L’unica strada per invertire la marcia è quella del varo di interventi di sistema per sostenere lavoro e qualità della professione.

A chiederlo con forza è la maggioranza dei consiglieri generali dell’Inpgi in un documento consegnato a Governo ed enti di categoria.

Questo il testo integrale

 “Dopo la ratifica dei bilanci di assestamento 2020 e di previsione 2021 da parte del Consiglio Generale dell’Inpgi, in considerazione del quadro che ne è emerso, riteniamo sia ampiamente confermata la necessità di procedere sulla strada indicata, da ultimo, nel documento di indirizzo della politica dell’Istituto approvato a fine giugno.

Il settore dell’informazione e della comunicazione si sta trasformando a una velocità sempre maggiore, i suoi confini si allargano e vanno a comprendere nuovi perimetri, le professioni coinvolte aumentano e si trasformano, le caratteristiche stesse del giornalismo mutano sempre più”.

“È quindi necessario che tutte le parti in gioco, dagli Enti di categoria al Legislatore, contribuiscano in tempi rapidi a una ridefinizione del settore, delle professioni, delle definizioni di cosa sia giornalismo e di quali siano gli ambiti in cui lo si esercita.

Solo questo allargamento e adeguamento ai tempi potrà permettere all’intero sistema di autogovernarsi e di sostenere i propri istituti di categoria arginando lo sbilancio tra le entrate contributive e le prestazioni previdenziali generato dalla crisi industriale che ha colpito il sistema dell’informazione e che è stato acuito dai troppi stati di crisi che hanno gravato sull’Istituto.
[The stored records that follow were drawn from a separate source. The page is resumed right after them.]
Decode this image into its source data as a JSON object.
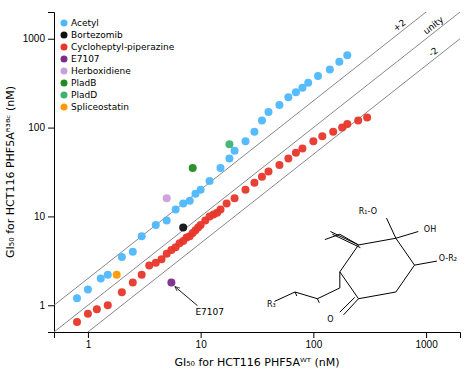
{
  "chart_data": {
    "type": "scatter",
    "title": "",
    "xlabel": "GI₅₀ for HCT116 PHF5Aᵂᵀ (nM)",
    "ylabel": "GI₅₀ for HCT116 PHF5Aᴿ³⁸ᶜ (nM)",
    "log": true,
    "grid": false,
    "legend": "upper left",
    "marker": "circle",
    "xlim": [
      0.5,
      2000
    ],
    "ylim": [
      0.5,
      2000
    ],
    "xticks": [
      1,
      10,
      100,
      1000
    ],
    "yticks": [
      1,
      10,
      100,
      1000
    ],
    "series": [
      {
        "name": "Acetyl",
        "color": "#4db8ff",
        "x": [
          0.8,
          1.0,
          1.3,
          1.5,
          2.0,
          2.5,
          3.0,
          4.0,
          5.0,
          6.0,
          7.0,
          8.0,
          9.0,
          10.0,
          12.0,
          15.0,
          18.0,
          20.0,
          25.0,
          30.0,
          35.0,
          40.0,
          50.0,
          60.0,
          70.0,
          80.0,
          90.0,
          110.0,
          140.0,
          170.0,
          200.0
        ],
        "values": [
          1.2,
          1.5,
          2.0,
          2.2,
          3.5,
          4.0,
          6.0,
          8.0,
          9.0,
          12.0,
          14.0,
          15.0,
          18.0,
          20.0,
          25.0,
          35.0,
          45.0,
          55.0,
          70.0,
          90.0,
          120.0,
          150.0,
          180.0,
          220.0,
          250.0,
          280.0,
          320.0,
          380.0,
          450.0,
          550.0,
          650.0
        ]
      },
      {
        "name": "Bortezomib",
        "color": "#111111",
        "x": [
          7.0
        ],
        "values": [
          7.5
        ]
      },
      {
        "name": "Cycloheptyl-piperazine",
        "color": "#e8362a",
        "x": [
          0.8,
          1.0,
          1.2,
          1.5,
          2.0,
          2.5,
          3.0,
          3.5,
          4.0,
          4.5,
          5.0,
          5.5,
          6.0,
          6.5,
          7.0,
          7.5,
          8.0,
          8.5,
          9.0,
          9.5,
          10.0,
          11.0,
          12.0,
          13.0,
          14.0,
          15.0,
          17.0,
          20.0,
          25.0,
          30.0,
          35.0,
          40.0,
          50.0,
          60.0,
          70.0,
          80.0,
          100.0,
          120.0,
          150.0,
          180.0,
          200.0,
          250.0,
          300.0
        ],
        "values": [
          0.65,
          0.8,
          0.9,
          1.0,
          1.4,
          1.8,
          2.2,
          2.8,
          3.0,
          3.3,
          3.8,
          4.2,
          4.5,
          5.0,
          5.3,
          5.8,
          6.0,
          6.5,
          7.0,
          7.5,
          8.0,
          9.0,
          10.0,
          10.5,
          11.0,
          12.0,
          14.0,
          16.0,
          20.0,
          24.0,
          28.0,
          32.0,
          38.0,
          45.0,
          52.0,
          58.0,
          70.0,
          80.0,
          90.0,
          100.0,
          110.0,
          120.0,
          130.0
        ]
      },
      {
        "name": "E7107",
        "color": "#7b2d8b",
        "x": [
          5.5
        ],
        "values": [
          1.8
        ]
      },
      {
        "name": "Herboxidiene",
        "color": "#c9a0dc",
        "x": [
          5.0
        ],
        "values": [
          16.0
        ]
      },
      {
        "name": "PladB",
        "color": "#228B22",
        "x": [
          8.5
        ],
        "values": [
          35.0
        ]
      },
      {
        "name": "PladD",
        "color": "#3cb371",
        "x": [
          18.0
        ],
        "values": [
          65.0
        ]
      },
      {
        "name": "Spliceostatin",
        "color": "#ff9900",
        "x": [
          1.8
        ],
        "values": [
          2.2
        ]
      }
    ],
    "reference_lines": [
      {
        "name": "+2",
        "intercept_log": 0.301,
        "color": "#888888"
      },
      {
        "name": "unity",
        "intercept_log": 0.0,
        "color": "#888888"
      },
      {
        "name": "-2",
        "intercept_log": -0.301,
        "color": "#888888"
      }
    ],
    "annotations": [
      {
        "text": "E7107",
        "x": 5.5,
        "y": 1.8
      }
    ],
    "structure_labels": [
      "O",
      "OH",
      "O-R₂",
      "R₁-O",
      "R₃"
    ]
  }
}
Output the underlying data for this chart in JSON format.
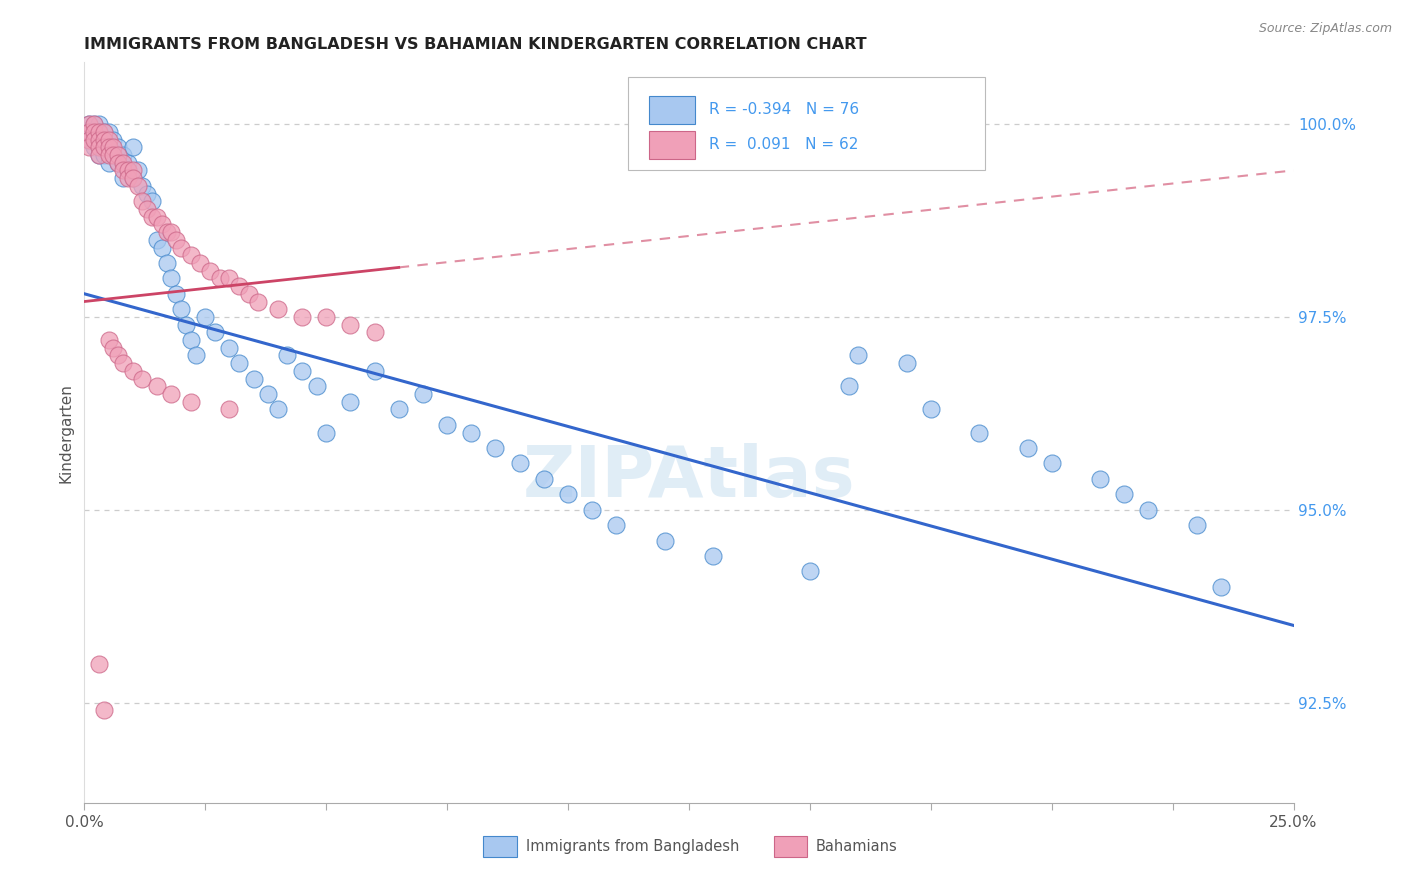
{
  "title": "IMMIGRANTS FROM BANGLADESH VS BAHAMIAN KINDERGARTEN CORRELATION CHART",
  "source": "Source: ZipAtlas.com",
  "ylabel": "Kindergarten",
  "ytick_labels": [
    "92.5%",
    "95.0%",
    "97.5%",
    "100.0%"
  ],
  "ytick_values": [
    0.925,
    0.95,
    0.975,
    1.0
  ],
  "xmin": 0.0,
  "xmax": 0.25,
  "ymin": 0.912,
  "ymax": 1.008,
  "blue_R": -0.394,
  "blue_N": 76,
  "pink_R": 0.091,
  "pink_N": 62,
  "blue_fill": "#a8c8f0",
  "pink_fill": "#f0a0b8",
  "blue_edge": "#4488cc",
  "pink_edge": "#cc6688",
  "blue_line_color": "#3366cc",
  "pink_line_color": "#cc4466",
  "legend_label_blue": "Immigrants from Bangladesh",
  "legend_label_pink": "Bahamians",
  "background_color": "#ffffff",
  "grid_color": "#cccccc",
  "watermark": "ZIPAtlas",
  "blue_x": [
    0.001,
    0.001,
    0.001,
    0.002,
    0.002,
    0.002,
    0.003,
    0.003,
    0.003,
    0.003,
    0.004,
    0.004,
    0.004,
    0.005,
    0.005,
    0.005,
    0.006,
    0.006,
    0.007,
    0.007,
    0.008,
    0.008,
    0.009,
    0.01,
    0.01,
    0.011,
    0.012,
    0.013,
    0.014,
    0.015,
    0.016,
    0.017,
    0.018,
    0.019,
    0.02,
    0.021,
    0.022,
    0.023,
    0.025,
    0.027,
    0.03,
    0.032,
    0.035,
    0.038,
    0.04,
    0.042,
    0.045,
    0.048,
    0.05,
    0.055,
    0.06,
    0.065,
    0.07,
    0.075,
    0.08,
    0.085,
    0.09,
    0.095,
    0.1,
    0.105,
    0.11,
    0.12,
    0.13,
    0.15,
    0.16,
    0.17,
    0.185,
    0.195,
    0.2,
    0.21,
    0.215,
    0.22,
    0.23,
    0.235,
    0.158,
    0.175
  ],
  "blue_y": [
    1.0,
    0.999,
    0.998,
    1.0,
    0.998,
    0.997,
    1.0,
    0.999,
    0.997,
    0.996,
    0.999,
    0.998,
    0.996,
    0.999,
    0.997,
    0.995,
    0.998,
    0.996,
    0.997,
    0.995,
    0.996,
    0.993,
    0.995,
    0.997,
    0.993,
    0.994,
    0.992,
    0.991,
    0.99,
    0.985,
    0.984,
    0.982,
    0.98,
    0.978,
    0.976,
    0.974,
    0.972,
    0.97,
    0.975,
    0.973,
    0.971,
    0.969,
    0.967,
    0.965,
    0.963,
    0.97,
    0.968,
    0.966,
    0.96,
    0.964,
    0.968,
    0.963,
    0.965,
    0.961,
    0.96,
    0.958,
    0.956,
    0.954,
    0.952,
    0.95,
    0.948,
    0.946,
    0.944,
    0.942,
    0.97,
    0.969,
    0.96,
    0.958,
    0.956,
    0.954,
    0.952,
    0.95,
    0.948,
    0.94,
    0.966,
    0.963
  ],
  "pink_x": [
    0.001,
    0.001,
    0.001,
    0.001,
    0.002,
    0.002,
    0.002,
    0.003,
    0.003,
    0.003,
    0.003,
    0.004,
    0.004,
    0.004,
    0.005,
    0.005,
    0.005,
    0.006,
    0.006,
    0.007,
    0.007,
    0.008,
    0.008,
    0.009,
    0.009,
    0.01,
    0.01,
    0.011,
    0.012,
    0.013,
    0.014,
    0.015,
    0.016,
    0.017,
    0.018,
    0.019,
    0.02,
    0.022,
    0.024,
    0.026,
    0.028,
    0.03,
    0.032,
    0.034,
    0.036,
    0.04,
    0.045,
    0.05,
    0.055,
    0.06,
    0.005,
    0.006,
    0.007,
    0.008,
    0.01,
    0.012,
    0.015,
    0.018,
    0.022,
    0.03,
    0.003,
    0.004
  ],
  "pink_y": [
    1.0,
    0.999,
    0.998,
    0.997,
    1.0,
    0.999,
    0.998,
    0.999,
    0.998,
    0.997,
    0.996,
    0.999,
    0.998,
    0.997,
    0.998,
    0.997,
    0.996,
    0.997,
    0.996,
    0.996,
    0.995,
    0.995,
    0.994,
    0.994,
    0.993,
    0.994,
    0.993,
    0.992,
    0.99,
    0.989,
    0.988,
    0.988,
    0.987,
    0.986,
    0.986,
    0.985,
    0.984,
    0.983,
    0.982,
    0.981,
    0.98,
    0.98,
    0.979,
    0.978,
    0.977,
    0.976,
    0.975,
    0.975,
    0.974,
    0.973,
    0.972,
    0.971,
    0.97,
    0.969,
    0.968,
    0.967,
    0.966,
    0.965,
    0.964,
    0.963,
    0.93,
    0.924
  ]
}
Una situazione che rischia di degenerare ancora a causa della nuova corsa ai prepensionamenti che al Governo è stato chiesto di incentivare”.

“Oggi il giornalismo è sempre più fuori dalle redazioni svincolato dal rapporto di lavoro subordinato e reso sempre  più fragile da un precariato diffuso e mascherato surrettiziamente da collaborazioni coordinate e continuative e da prestazioni con partita Iva.

Allargare le platee è necessario per tenere insieme le diverse parti del sistema, dare risposte coerenti ed omogenee, rafforzare gli enti di categoria che devono continuare a garantire un sistema di tutele previdenziali e assistenziali costruito sulla peculiarità delle professioni chiamate a garantire il diritto all’informazione dei cittadini.

Solo in questo modo, facendo sistema, sarà possibile anche consolidare un settore industriale sferzato dalla crisi e travolto dalla trasformazione tecnologica dell’era digitale”.